There's some resurrected hope for the kernel symbols of the DMA-BUF buffer sharing mechanism to be not restricted to only GPL drivers, which started off as a request by NVIDIA. This could lead to better NVIDIA Optimus support under Linux, among other benefits.
DMA-BUF is the buffer sharing mechanism for the Linux kernel that was
introduced in the 3.3 cycle for zero-copy sharing of buffers between kernel drivers. This work originally came out of the Linaro project since there's a need for such a mechanism by various ARM SoC driver developers. However, there's also benefits to this work when it comes to
GPU hot-plugging,
OpenCL / GPGPU computing, and multi-GPU configurations like NVIDIA Optimus.
To learn more about DMA-BUF for Linux, watch
this DMA-BUF video from
FOSDEM 2012 when Daniel Vetter of Intel was speaking about this infrastructure.
Back in January there was
a request by NVIDIA that the DMA-BUF kernel symbols be not exported GPL-only, which would prevent them from taking advantage of this buffer sharing mechanism in their proprietary driver. This would inhibit them from being able to easily/cleanly share buffers between their binary driver and say the Intel open-source driver in Optimus cases where there's both Intel and NVIDIA graphics. Or for buffer-sharing between an open-source NVIDIA Tegra kernel driver and the binary driver with a GeForce GPU, a case that one of the requesting NVIDIA engineer mentioned.
The upstream open-source Linux kernel developers weren't really in favor of this change to allow non-GPL drivers access to DMA-BUF. However, one of the developers involved with DMA-BUF, Rob Clark of Texas Instruments, has more positive news to now share. Below is the message he posted to
the kernel mailing list on Sunday concerning this DMA-BUF licensing.
We discussed this topic at the kernel-gfx mini-summit at ELC. Following the discussion, I agree that dma-buf infrastructure is intended as an interface between driver subsystems. And because (for now) all the other arm SoC gl(es) stacks unfortunately involve a closed src userspace, and since I consider userspace and kernel as tightly coupled in the realm of graphics stacks, I don't think we can really claim the moral high-ground here. So I can't object to use of EXPORT_SYMBOL() instead of EXPORT_SYMBOL_GPL().
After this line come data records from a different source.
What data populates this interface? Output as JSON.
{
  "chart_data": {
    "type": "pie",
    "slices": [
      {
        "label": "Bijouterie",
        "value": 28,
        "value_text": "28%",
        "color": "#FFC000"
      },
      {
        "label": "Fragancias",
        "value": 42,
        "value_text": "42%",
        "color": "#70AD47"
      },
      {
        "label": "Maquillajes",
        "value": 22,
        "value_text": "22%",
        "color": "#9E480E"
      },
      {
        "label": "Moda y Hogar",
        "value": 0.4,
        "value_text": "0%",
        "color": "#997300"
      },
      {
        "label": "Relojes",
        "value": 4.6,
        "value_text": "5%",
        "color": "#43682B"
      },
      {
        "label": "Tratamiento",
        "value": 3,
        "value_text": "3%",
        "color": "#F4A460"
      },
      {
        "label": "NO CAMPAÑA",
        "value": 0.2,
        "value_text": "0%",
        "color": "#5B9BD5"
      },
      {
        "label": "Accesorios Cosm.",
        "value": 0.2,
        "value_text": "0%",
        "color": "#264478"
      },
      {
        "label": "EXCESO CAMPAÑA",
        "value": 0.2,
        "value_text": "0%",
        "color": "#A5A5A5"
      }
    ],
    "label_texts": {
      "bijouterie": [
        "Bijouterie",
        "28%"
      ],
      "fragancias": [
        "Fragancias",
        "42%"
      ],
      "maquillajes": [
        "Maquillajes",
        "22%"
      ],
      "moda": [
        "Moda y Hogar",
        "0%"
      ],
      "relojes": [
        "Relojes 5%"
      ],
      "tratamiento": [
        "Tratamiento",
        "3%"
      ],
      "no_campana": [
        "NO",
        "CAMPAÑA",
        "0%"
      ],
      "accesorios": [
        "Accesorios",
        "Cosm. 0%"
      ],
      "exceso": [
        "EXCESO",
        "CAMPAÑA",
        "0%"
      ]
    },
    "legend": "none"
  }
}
That said, I expect the dma-buf infrastructure to still be evolving and it is the responsibility for out-of-tree users of the API (GPL or otherwise) to adapt as the dma-buf API changes. And there isn't much the in-tree drivers can do when it comes to debugging of buffer sharing issues with out-of-tree drivers (binary or otherwise), leaving the debugging responsibility to the owners of different out-of-tree drivers.
BR,
-R
This would be marked as a win for NVIDIA (and potentially AMD, among others) as well as Linux desktop users just looking for the best supported hardware experience, assuming this export symbol change goes through.